All high school students and international equivalents are invited to submit an essay about the recent effects and future promises of science in our society. Write about particular discoveries, events, or persons from science in current events or present a more general account of the changes and developments. Each essay must be accompanied by a statement of acknowledged validity by a teacher in the field of the sciences, technology, engineering or mathematics.
Students must submit their essays and entry forms electronically on or before the contest deadline of Monday, October 5th, 2015.
Students who have family members affiliated with the Journal, or serving as contest judges are not eligible to participate.
Albert Einstein once said, “To raise new questions, new possibilities, to regard old problems from a new angle, requires creative imagination and marks real advance in science.” The scientific process has become increasingly interdisciplinary. Examine a modern issue in STEM being addressed from an interdisciplinary perspective and discuss the advantages and disadvantages of how these separate fields approach the issue and interact with each other. Potential topics could be found within many fields, including environmental science, engineering, and neuroscience. Note that originality is a substantial component of scoring.

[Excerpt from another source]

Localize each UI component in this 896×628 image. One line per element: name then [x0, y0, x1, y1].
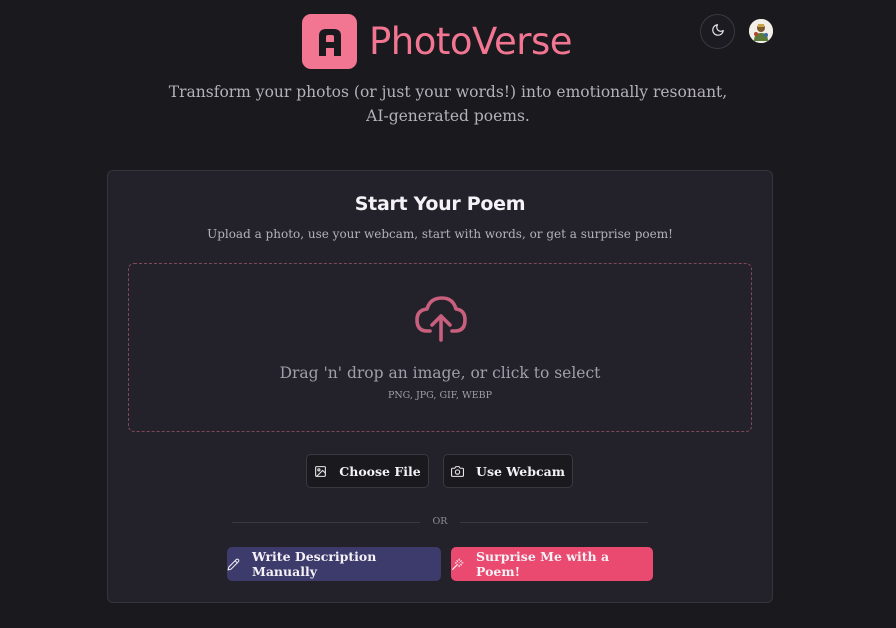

No literary form other than an essay will be accepted.
Each essay must reflect the contestant’s own writing and original thinking.
No graphs, images, or illustrations should be included in the essay
The author of the winning essay will receive a $500 monetary award as well as have his/her winning essay published in the Winter 2016 print issue of the DUJS. In addition, a second place winner and two runner-ups will be selected. The second place winner will also have his/her essay published in the Winter 2016 issue of the DUJS, and all four selected essays will be featured on the Journal website at http://dujs.dartmouth.edu/.
The winners and the runner-ups will receive a certificate and a print copy of the Winter 2016 issue of the Journal.